Reinhold Glière

Reinhold Glière



Auf Bilder klicken

Reinhold Morizewitch Glière

(30-12-1874 Kiev, 23-06-1956 Moscou)

Die deutsche Version des folgenden Textes wird in Kürze auf diesen Seiten verfügbar sein. Fils d'un facteur d'instruments à vent d'origine belge, Reinhold Glière commence par étudier le piano et le violon avant d'aller poursuivre des études d'écriture à Moscou auprès de Taneïev et Arensky.

Après quelques années à Berlin, où il étudie la direction d'orchestre, il revient en Russie pour occuper divers postes d'enseignement. Parmi ses élèves, on compte des musiciens comme Prokofiev ou encore Khatchatourian. (En 1916, Prokofiev joue la création de son premier concerto pour piano, sous la direction de Glière.)

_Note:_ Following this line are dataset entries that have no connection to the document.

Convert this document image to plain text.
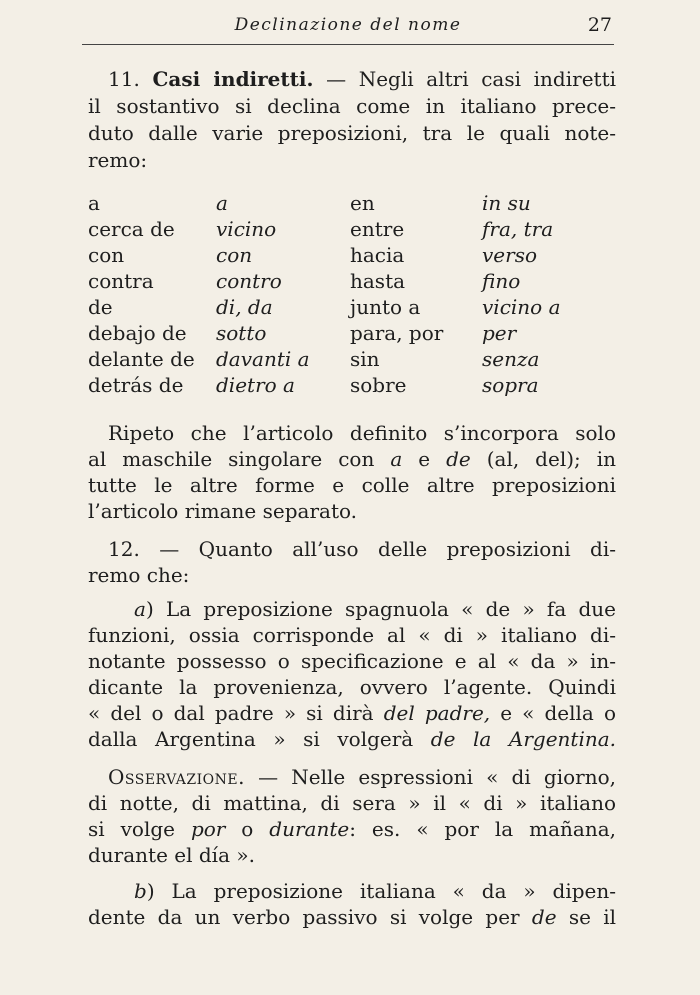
Declinazione del nome	27
11. Casi indiretti. — Negli altri casi indiretti
il sostantivo si declina come in italiano prece-
duto dalle varie preposizioni, tra le quali note-
remo:
a
cerca de
con
contra
de
debajo de
delante de
detrás de
a
vicino
con
contro
di, da
sotto
davanti a
dietro a
en
entre
hacia
hasta
junto a
para, por
sin
sobre
in su
fra, tra
verso
fino
vicino a
per
senza
sopra
Ripeto che l’articolo definito s’incorpora solo
al maschile singolare con a e de (al, del); in
tutte le altre forme e colle altre preposizioni
l’articolo rimane separato.
12. — Quanto all’uso delle preposizioni di-
remo che:
a) La preposizione spagnuola « de » fa due
funzioni, ossia corrisponde al « di » italiano di-
notante possesso o specificazione e al « da » in-
dicante la provenienza, ovvero l’agente. Quindi
« del o dal padre » si dirà del padre, e « della o
dalla Argentina » si volgerà de la Argentina.
Osservazione. — Nelle espressioni « di giorno,
di notte, di mattina, di sera » il « di » italiano
si volge por o durante: es. « por la mañana,
durante el día ».
b) La preposizione italiana « da » dipen-
dente da un verbo passivo si volge per de se il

Devenu le professeur principal de composition du Conservatoire de Moscou, Glière prend une place importante dans le monde musical russe et devient, après la Révolution, le principal compositeur de l'Etat soviétique. Son catalogue d'œuvre compte des dizaines d'œuvres « politiques » : marches, pièces de circonstance, ouvertures patriotiques,etc. Il reçoit alors de nombreuses distinctions dont celle d'Artiste du peuple et est chargé par l'Etat d'aller inaugurer des théâtres et autres salles de concert à travers toute l'Union soviétique.

Ses voyages à travers l'URSS éveillent en lui un intérêt particulier pour les musiques populaires des minorités ethniques représentées par les « pays frères » comme l'Azerbaïdjan, l'Ouzbékistan ou encore le Kazakhstan, lesquels lui inspirent notamment son opéra Shakh-Senem dont le livret est en langue azérie.

Ses œuvres principales sont sa 3ème Symphonie (Il'ya Muromets), le ballet Le Pavot Rouge, et une série de concertos (pour harpe, cor, violoncelle et...un concerto très original pour soprano colorature !)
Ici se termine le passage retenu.